To prove that slower timings are fine, I increased the PWM period from 1.25us to 16us, which is still well less than 50us, hence having the TCNT0 counting up to 255 instead of 20. The pulse is shaped to last ~800 or ~400ns. With the PWM inverted, the high bit pulse will set the pin high from 242 to 255, while the low bit pulse will start from 249, making a shorter one. Essentially the resolution is 62.5ns, which is one clock cycle duration.
Differently from other tests done in the Cpldcpu article, the LED seems to accept the longer low level. That’s compatible with the new datasheet (at time of writing is Ver. 5). Also correct data is output reashaped for the next LED, shown by cascading LEDs:
Also, the CPU seems to have more time, as I sistematically get, in debug, a TCNT0 value of 24 after stopping it, so I assume it does not wrap. In fact, there are no more than 34 clock cycles between starting the timer and stopping it again. This means that before reaching the value 242 and hence creating a second pulse, there are other 242-34 = 208 clock cycles, or 13us at 16MHz, available for other code to execute – possibly not in a ISR to avoid race conditions or timer wraps, while the WS2812B transaction is happening. This means that despite the CPU is quite busy during the transaction, is still not fully occupied looping in ISR calls and does not stuck completely the rest of the code.

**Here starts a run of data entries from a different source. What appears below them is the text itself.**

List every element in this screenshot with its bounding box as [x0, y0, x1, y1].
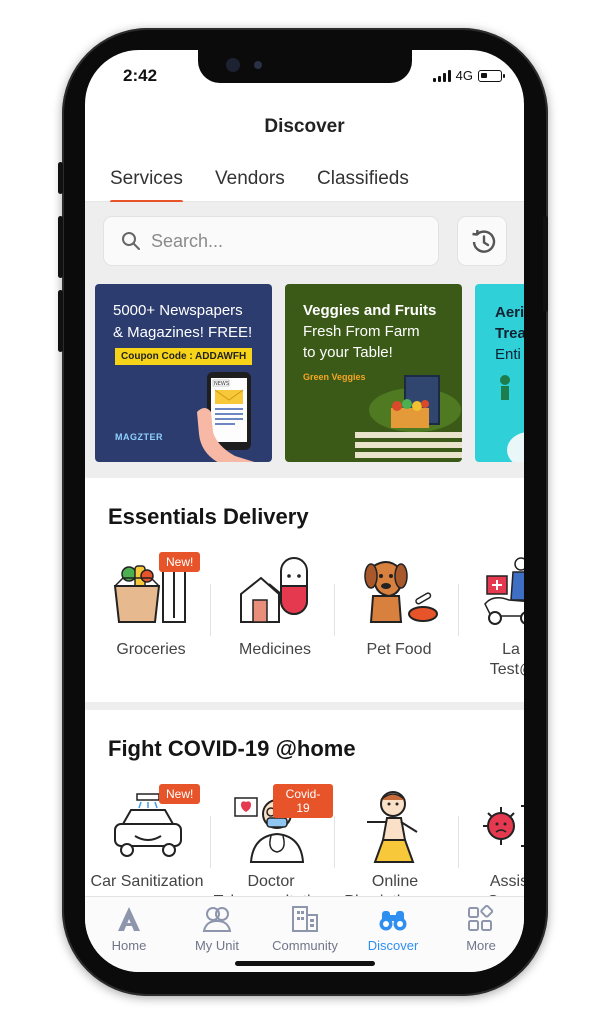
- volume-down-button: [58, 290, 63, 352]
- physiotherapy-label: Online: [371, 873, 419, 890]
- banner-magzter[interactable]: 5000+ Newspapers & Magazines! FREE! Coup…: [95, 284, 272, 462]
- car-sanitization-label: Car Sanitization: [90, 873, 204, 890]
- search-placeholder: Search...: [151, 231, 224, 251]
- nav-more-label: More: [466, 938, 496, 953]
- groceries-label: Groceries: [116, 641, 186, 658]
- physiotherapy-icon: [367, 791, 418, 863]
- separator: [210, 584, 211, 636]
- banner-aerial[interactable]: Aeri Trea Enti: [475, 284, 524, 462]
- tab-bar: Services Vendors Classifieds: [85, 154, 524, 204]
- pet-food-label: Pet Food: [366, 641, 432, 658]
- essentials-section: Essentials Delivery New! Groceries Medic…: [85, 478, 524, 708]
- binoculars-icon: [379, 911, 407, 931]
- battery-icon: [478, 69, 505, 82]
- network-label: 4G: [455, 68, 473, 83]
- veggie-box-illustration: [355, 375, 462, 458]
- my-unit-icon: [202, 907, 232, 932]
- separator: [458, 584, 459, 636]
- tab-vendors[interactable]: Vendors: [215, 168, 285, 190]
- coupon-code: Coupon Code : ADDAWFH: [115, 348, 253, 365]
- essentials-title: Essentials Delivery: [108, 504, 309, 529]
- service-online-physiotherapy[interactable]: Online Physiotherapy: [333, 784, 457, 900]
- newspaper-phone-illustration: NEWS: [197, 372, 255, 462]
- status-time: 2:42: [123, 66, 158, 85]
- home-indicator[interactable]: [235, 961, 375, 966]
- lab-test-label: La: [502, 641, 520, 658]
- banner-magzter-line2: & Magazines! FREE!: [113, 324, 253, 341]
- service-medicines[interactable]: Medicines: [213, 552, 337, 692]
- status-right: 4G: [432, 68, 505, 83]
- bottom-navigation: Home My Unit Community Discover More: [85, 896, 524, 972]
- nav-community-label: Community: [272, 938, 338, 953]
- page-title: Discover: [264, 116, 345, 137]
- news-tag: NEWS: [214, 381, 229, 387]
- search-input[interactable]: Search...: [103, 216, 439, 266]
- banner-veggies-line2: Fresh From Farm: [303, 323, 420, 340]
- lab-test-icon: [484, 557, 524, 625]
- new-badge: New!: [159, 552, 201, 572]
- service-pet-food[interactable]: Pet Food: [337, 552, 461, 692]
- nav-home-label: Home: [111, 938, 147, 953]
- service-doctor-teleconsultation[interactable]: Covid-19 Doctor Teleconsultation: [209, 784, 333, 900]
- section-divider: [85, 702, 524, 710]
- service-lab-test[interactable]: La Test@h: [461, 552, 524, 692]
- pet-food-icon: [364, 561, 438, 623]
- tab-services[interactable]: Services: [110, 168, 183, 204]
- banner-veggies-line3: to your Table!: [303, 344, 393, 361]
- volume-up-button: [58, 216, 63, 278]
- medicines-label: Medicines: [238, 641, 312, 658]
- medicines-icon: [240, 557, 308, 623]
- covid-section: Fight COVID-19 @home New! Car Sanitizati…: [85, 710, 524, 900]
- covid-title: Fight COVID-19 @home: [108, 736, 356, 761]
- separator: [334, 584, 335, 636]
- home-logo-icon: [118, 907, 140, 931]
- nav-discover-label: Discover: [367, 938, 419, 953]
- banner-veggies-line1: Veggies and Fruits: [303, 302, 437, 319]
- notch: [198, 50, 412, 83]
- power-button: [543, 216, 548, 312]
- banner-magzter-line1: 5000+ Newspapers: [113, 302, 243, 319]
- mute-switch: [58, 162, 63, 194]
- covid-badge: Covid-19: [273, 784, 333, 818]
- magzter-logo: MAGZTER: [115, 432, 163, 442]
- featured-area: Search... 5000+ Newspapers & Magazines! …: [85, 202, 524, 478]
- nav-my-unit-label: My Unit: [194, 938, 240, 953]
- front-camera: [226, 58, 240, 72]
- worker-illustration: [500, 375, 524, 462]
- quarantine-label: Assis: [489, 873, 524, 890]
- service-car-sanitization[interactable]: New! Car Sanitization: [85, 784, 209, 900]
- tab-classifieds[interactable]: Classifieds: [317, 168, 409, 190]
- lab-test-label-2: Test@h: [489, 661, 524, 678]
- phone-screen: 2:42 4G Discover Services Vendors Classi…: [85, 50, 524, 972]
- grid-more-icon: [468, 905, 494, 931]
- banner-green-veggies[interactable]: Veggies and Fruits Fresh From Farm to yo…: [285, 284, 462, 462]
- search-icon: [122, 232, 140, 250]
- history-icon: [472, 229, 496, 253]
- service-assisted-quarantine[interactable]: Assis Quara: [457, 784, 524, 900]
- banner-aerial-line2: Trea: [495, 325, 524, 342]
- community-building-icon: [292, 906, 318, 932]
- banner-aerial-line1: Aeri: [495, 304, 524, 321]
- banner-aerial-line3: Enti: [495, 346, 521, 363]
- service-groceries[interactable]: New! Groceries: [89, 552, 213, 692]
- signal-icon: [432, 69, 451, 82]
- new-badge: New!: [159, 784, 201, 804]
- history-button[interactable]: [457, 216, 507, 266]
- virus-icon: [483, 805, 524, 847]
- doctor-label: Doctor: [247, 873, 295, 890]
- sensor: [254, 61, 262, 69]
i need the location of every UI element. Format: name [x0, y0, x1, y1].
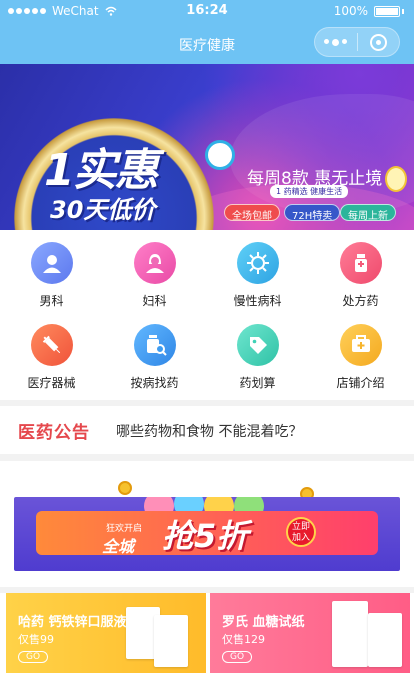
category-find-by-disease[interactable]: 按病找药 [103, 324, 206, 391]
battery-percent: 100% [333, 4, 368, 18]
category-devices[interactable]: 医疗器械 [0, 324, 103, 391]
male-user-icon [30, 242, 73, 284]
category-chronic[interactable]: 慢性病科 [206, 242, 309, 309]
product-image [332, 601, 368, 667]
target-icon [369, 33, 387, 51]
category-label: 处方药 [342, 294, 379, 308]
sale-section: 狂欢开启 全城 抢5折 立即 加入 [0, 461, 414, 587]
category-label: 妇科 [142, 294, 167, 308]
join-line2: 加入 [291, 533, 310, 543]
syringe-icon [30, 324, 73, 366]
category-deals[interactable]: 药划算 [206, 324, 309, 391]
join-now-button[interactable]: 立即 加入 [286, 517, 316, 547]
product-card[interactable]: 罗氏 血糖试纸 仅售129 GO [210, 593, 410, 673]
mascot-icon [385, 166, 407, 192]
category-label: 按病找药 [130, 376, 179, 390]
banner-tag: 全场包邮 [224, 204, 280, 222]
category-label: 男科 [39, 294, 64, 308]
medicine-search-icon [133, 324, 176, 366]
product-image [368, 613, 402, 667]
mascot-icon [205, 140, 235, 170]
join-line1: 立即 [291, 522, 310, 532]
sale-main-text: 抢5折 [162, 517, 249, 555]
shop-icon [339, 324, 382, 366]
battery-tip [402, 8, 404, 14]
product-name: 哈药 钙铁锌口服液 [18, 615, 127, 630]
top-bar: WeChat 16:24 100% 医疗健康 [0, 0, 414, 64]
category-label: 医疗器械 [27, 376, 76, 390]
more-menu-button[interactable] [315, 38, 357, 46]
category-male[interactable]: 男科 [0, 242, 103, 309]
banner-headline: 1实惠 [44, 145, 159, 196]
banner-promo-sub: 1 药精选 健康生活 [270, 185, 349, 198]
category-shop-intro[interactable]: 店铺介绍 [309, 324, 412, 391]
sale-line2: 全城 [102, 537, 135, 556]
coin-decoration [118, 481, 132, 495]
medicine-bottle-icon [339, 242, 382, 284]
status-bar: WeChat 16:24 100% [0, 0, 414, 24]
product-price: 仅售99 [18, 633, 54, 646]
banner-tag: 每周上新 [340, 204, 396, 222]
product-name: 罗氏 血糖试纸 [222, 615, 305, 630]
category-grid: 男科 妇科 慢性病科 处方药 医疗器械 按病找药 药划算 店铺介绍 [0, 230, 414, 400]
category-prescription[interactable]: 处方药 [309, 242, 412, 309]
product-cards: 哈药 钙铁锌口服液 仅售99 GO 罗氏 血糖试纸 仅售129 GO [0, 593, 414, 688]
title-bar: 医疗健康 [0, 24, 414, 64]
notice-badge: 医药公告 [18, 423, 90, 443]
category-label: 店铺介绍 [336, 376, 385, 390]
product-price: 仅售129 [222, 633, 265, 646]
product-image [154, 615, 188, 667]
notice-bar[interactable]: 医药公告 哪些药物和食物 不能混着吃？ [0, 406, 414, 454]
category-label: 慢性病科 [233, 294, 282, 308]
close-mini-program-button[interactable] [357, 33, 399, 51]
go-button[interactable]: GO [18, 651, 48, 663]
female-user-icon [133, 242, 176, 284]
product-card[interactable]: 哈药 钙铁锌口服液 仅售99 GO [6, 593, 206, 673]
banner-tag: 72H特卖 [284, 204, 341, 222]
category-label: 药划算 [239, 376, 276, 390]
notice-text: 哪些药物和食物 不能混着吃？ [116, 424, 303, 440]
go-button[interactable]: GO [222, 651, 252, 663]
banner-subheadline: 30天低价 [50, 196, 156, 224]
virus-icon [236, 242, 279, 284]
price-tag-icon [236, 324, 279, 366]
mini-program-capsule [314, 27, 400, 57]
sale-banner[interactable]: 狂欢开启 全城 抢5折 立即 加入 [14, 497, 400, 571]
category-female[interactable]: 妇科 [103, 242, 206, 309]
battery-icon [374, 5, 400, 17]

This is the whole code, sending two color samples. A video shows the result of the test:
Are there any conclusions?
In the end I just wanted to light up some LEDs. But I learned few more things, for example:
- Double buffered registers for the PWM are generating a latency of one sample which has to be taken into account or at least one must be very aware of the mechanism
- The WS2812 datasheet is written in proper Chinglish
- The communication protocol seems to be simpler than what is stated in the datasheet, making room for some “abusing” or workarounds
- The pixel seems to have loose timings, with a reset of 280us. Is proven to ignore the reset with low pulses of ~20us, allowing the workaround to take place.
- Learned almost by heart the execution time of the main AVR assembly instructions.